Incurrirá en el delito previsto en el artículo 239 del Código Penal el que
realice falsa declaración.
Artículo 11.
Toda persona mayor de veintiún años de edad podrá consentir en la remoción,
en vida, de órganos o tejidos de su cuerpo para ser trasplantados o injertados
a otros seres humanos. Previamente, un médico deberá dejar constancia escrita
de su advertencia al donante, firmada, también, por éste, acerca de los
riesgos de la operación y de la disminución física que habrá de
sobrevenirle. Dicha constancia quedará archivada en el establecimiento donde se
realizó la intervención.
Artículo 12.
Dispuesta la autopsia, las personas a quienes se refiere el artículo 9.o podrán
designar, a su costa, un facultativo para que la presenciare. También tendrá
derecho a asistir el médico tratante del extinto quien podrá, reclamar el
examen de determinadas regiones u órganos.

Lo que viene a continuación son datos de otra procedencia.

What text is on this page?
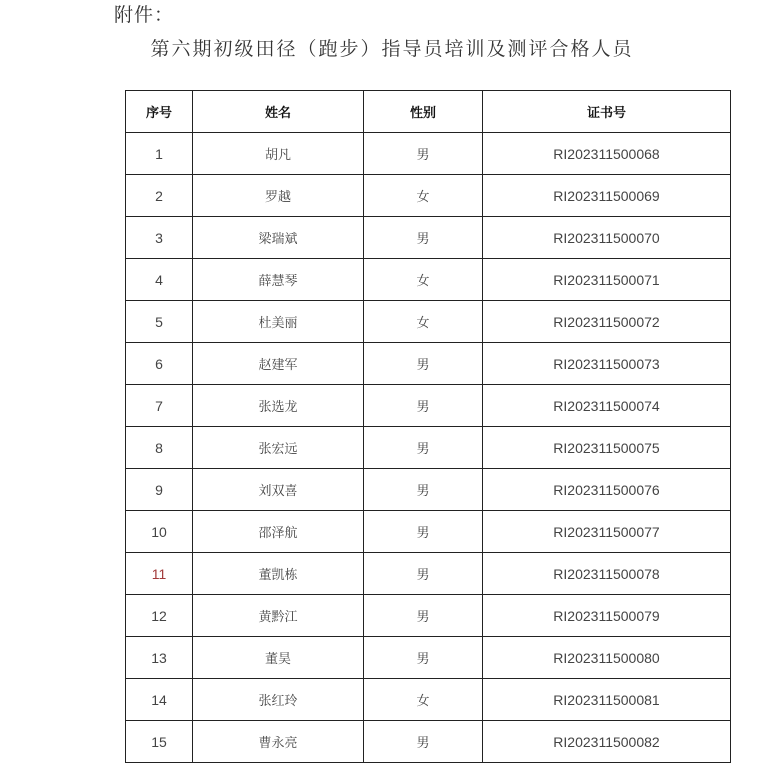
附件：
第六期初级田径（跑步）指导员培训及测评合格人员
序号	姓名	性别	证书号
1	胡凡	男	RI202311500068
2	罗越	女	RI202311500069
3	梁瑞斌	男	RI202311500070
4	薛慧琴	女	RI202311500071
5	杜美丽	女	RI202311500072
6	赵建军	男	RI202311500073
7	张选龙	男	RI202311500074
8	张宏远	男	RI202311500075
9	刘双喜	男	RI202311500076
10	邵泽航	男	RI202311500077
11	董凯栋	男	RI202311500078
12	黄黔江	男	RI202311500079
13	董昊	男	RI202311500080
14	张红玲	女	RI202311500081
15	曹永亮	男	RI202311500082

Todas las cuestiones que surgieran
durante la autopsia, serán resueltas, de plano, por el médico autopsista.
Artículo 13.
Solamente se admitirá la donación en vida o para después de la muerte de órganos
o tejidos a favor de una persona determinada, cuando ésta sea pariente del
disponente por consanguinidad o afinidad en línea recta o en la colateral hasta
el segundo grado.
Artículo 14.
El que por ceder un órgano o un tejido, no oponerse a su utilización, o
autorizar una autopsia clínica, a los fines de la ley, recibiere por sí mismo
o por un tercero, para el mismo o para un tercero, dinero u otro provecho o
aceptara su promesa, será castigado con la pena de seis meses de prisión a
cuatro años de penitenciaria.
Con la misma pena será castigado el que pagaré en dinero o diere otro provecho
por efectuar algunas de las operaciones descriptas precedentemente.
Artículo 15.
Los profesionales y personal técnico auxiliar que trasgredieran cualesquiera de
los preceptos que establece la presente ley, serán suspendidos en el ejercicio
de su profesión o técnica, de seis meses a cinco años, sin perjuicio de las
responsabilidades penales o patrimoniales en que pudieron haber incurrido.
Artículo 16.
Todo médico que expida un certificado de defunción deberá comunicarlo dentro
de las cuarenta y ocho horas de expedido al Ministerio de Salud Pública. En la
comunicación se establecerá los siguientes datos:
A)Nombre y apellido completos del fallecido
B)Número de la cédula de identidad, serie y número de la credencial cívica,
número y categoría de la licencia de conductor, clase y numero de pasaporte.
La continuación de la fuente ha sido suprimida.